A poll commissioned by Amazon Books U.K. asked 2,000 Amazon readers to vote for the 'most memorable opening lines from the world of literature,'. Dickens' A Tale of Two Cities won, unsurprisingly, with 'It was the best of times, it was the worst of times.' Orwell came second with 'It was a bright cold day in April, and the clocks were striking thirteen.' from 1984. J.K. Rowling made the Top Five, surely due to her popularity rather than the literary genius of 'Mr and Mrs Dursley of number four, Privet Drive, were proud to say that they were perfectly normal, thank you very much.' from Harry Potter and the Philosopher’s Stone.
But why didn't they ask me? Perhaps I wasn't considered to be an 'Amazon reader'? To make up for that I asked myself and had a rummage through my collection. Here are some of my favourites:
'May it please heaven that the reader, emboldened and having for the time being become as fierce as what he is reading, should, without being lead astray, find his rugged and treacherous way across the desolate swamps of these sombre and poison-filled pages; for, unless he brings to his reading a rigorous logic and a tautness of mind equal at least to his wariness, the deadly emanations of this book will dissolve his soul as water does sugar.' - Maldoror, Lautréamont.
How about that!
'Listen to my last words anywhere.' - Nova Express, William Burroughs.
That's cheating. Nova Express isn't a proper 'novel'!!! Ha-ha.
'PFFFRRRUMMMP.' - Inside Mr Enderby, Anthony Burgess.
You can't top that. No-one ever has.
My favourite opening paragraph has always been this one from Tropic of Cancer by Henry Miller:
'I am living at the Villa Borghese. There is not a crumb of dirt anywhere, nor a chair misplaced. We are all alone here and we are dead.'
I mean, that's sensational.
George Orwell was a great admirer of Tropic of Cancer. He wrote about it in his 1940 essay, Inside The Whale, describing Miller as 'the only imaginative prose writer of the slightest value who has appeared among the English-speaking races for some years past.' Orwell must have got hold of an Obelisk Press copy since it wasn't published in the UK until 1963. This, then, being the 60th anniversary of that date, you might expect a media outlet to be discussing it but...no. I can't find one. Why? It's as toxic as hell!
'Misogyny' and 'sexism' being current buzz words, by which I mean everyone is on the look out for both, no-one is going to sing the praises of this filthy book.

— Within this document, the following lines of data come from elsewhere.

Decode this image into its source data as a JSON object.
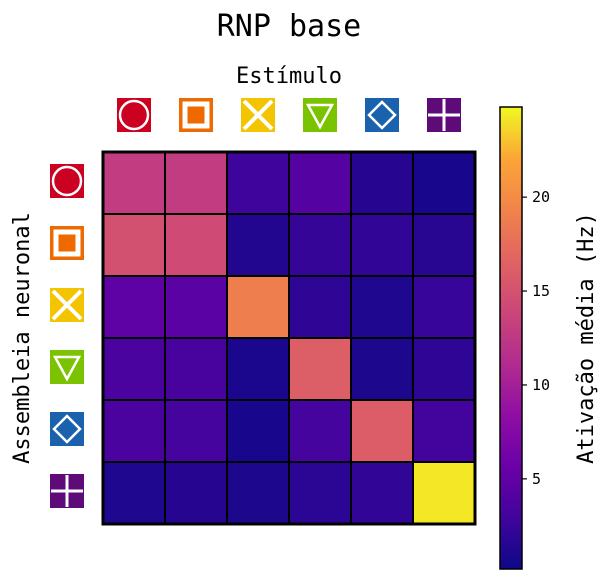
{
  "chart_data": {
    "type": "heatmap",
    "title": "RNP base",
    "xlabel": "Estímulo",
    "ylabel": "Assembleia neuronal",
    "colorbar_label": "Ativação média (Hz)",
    "colorbar_range": [
      0.2,
      24.8
    ],
    "colorbar_ticks": [
      "5",
      "10",
      "15",
      "20"
    ],
    "colormap": "plasma",
    "x_categories": [
      "circle-icon",
      "square-icon",
      "x-icon",
      "triangle-icon",
      "diamond-icon",
      "plus-icon"
    ],
    "y_categories": [
      "circle-icon",
      "square-icon",
      "x-icon",
      "triangle-icon",
      "diamond-icon",
      "plus-icon"
    ],
    "category_colors": [
      "#cc0020",
      "#ee6a00",
      "#f2c500",
      "#7bc200",
      "#1a62ae",
      "#5e0a78"
    ],
    "values": [
      [
        12.8,
        12.8,
        2.8,
        4.2,
        1.5,
        0.8
      ],
      [
        14.8,
        14.2,
        1.3,
        2.3,
        2.1,
        1.6
      ],
      [
        4.9,
        4.6,
        18.8,
        2.0,
        1.2,
        2.4
      ],
      [
        3.6,
        3.4,
        0.9,
        16.0,
        1.0,
        2.0
      ],
      [
        3.6,
        3.2,
        0.8,
        3.2,
        15.9,
        3.0
      ],
      [
        1.2,
        1.5,
        1.0,
        1.8,
        2.1,
        24.2
      ]
    ]
  }
}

Should they dare to do so whilst being remotely popular on X they would no doubt be mobbed within seconds, banned themselves (like the book), lose their job etc.
We live in censorious times, whilst professing to be mercifully free of the kind of censorship that plagued countries run by a dictatorship or those that tried to ban risque novels because the Establishment were shocked by them. Miller's brazen amorality would shock young readers today, certainly. To them it would be as unacceptable as it was to bowler-hatted prudes 60 years ago. It is one thing to masquerade as a social justice warrior, a 'radical' activist, but quite another to find any redeeming qualities in a free-thinking novelist who dared to say what the hell he liked.
Henry Miller has never been fashionable. When I featured him in my fanzine, Ego, in the early-90s, it was, in retrospect, an anomaly even then. I mean, the kinds of writers zine-makers featured were the 'hip' ones, such as Burroughs, Kerouac, Bukowski etc. My ex-girlfriend, upon seeing him in the zine, even chastised me for featuring that 'sexist' swine. She, by the way, was probably a lesbian by then. She converted after a three-year affair with me, which is understandable since no man could be good enough afterwards! Ha-ha. That is neither here nor there, except to say that she was quite the French-lover, by which I mean adoring Sartre and Simone and Gide, not a filthy American in Paris like Miller. It was, in the 80s, acceptable for my ex to applaud Sartre, since he was a Marxist.
Orwell often wrote about the left-wingers who excused the Russian leadership for their sins. As with many things, he was prescient regarding matters of blinkered ideological thought and censorship. His appraisal of Miller in the 40s no doubt raised many eyebrows amongst his socialist friends. Such books as Tropic of Cancer (there was nothing like it, though) were, after all, mere 'bourgeois individualist indulgence'! No doubt all novels which lacked the correct political ideology were condemned as criminal when there was a revolution to maintain.
Reading just a few lines of Tropic of Cancer now feels as daring as it must have done in all those years ago. It still has the power to shock. It does so because we live in what feels like an increasingly sanitised age, when anything may be deemed 'incorrect'. It is very easy to offend, even when no offence is intended. Miller did not write to offend intentionally. He wrote freely and to hell with what people thought. That, today, may in itself constitute a 'thoughtcrime' and as in Orwell's 1984, we would do well to consider the implications of punishing freedom of thought and expression.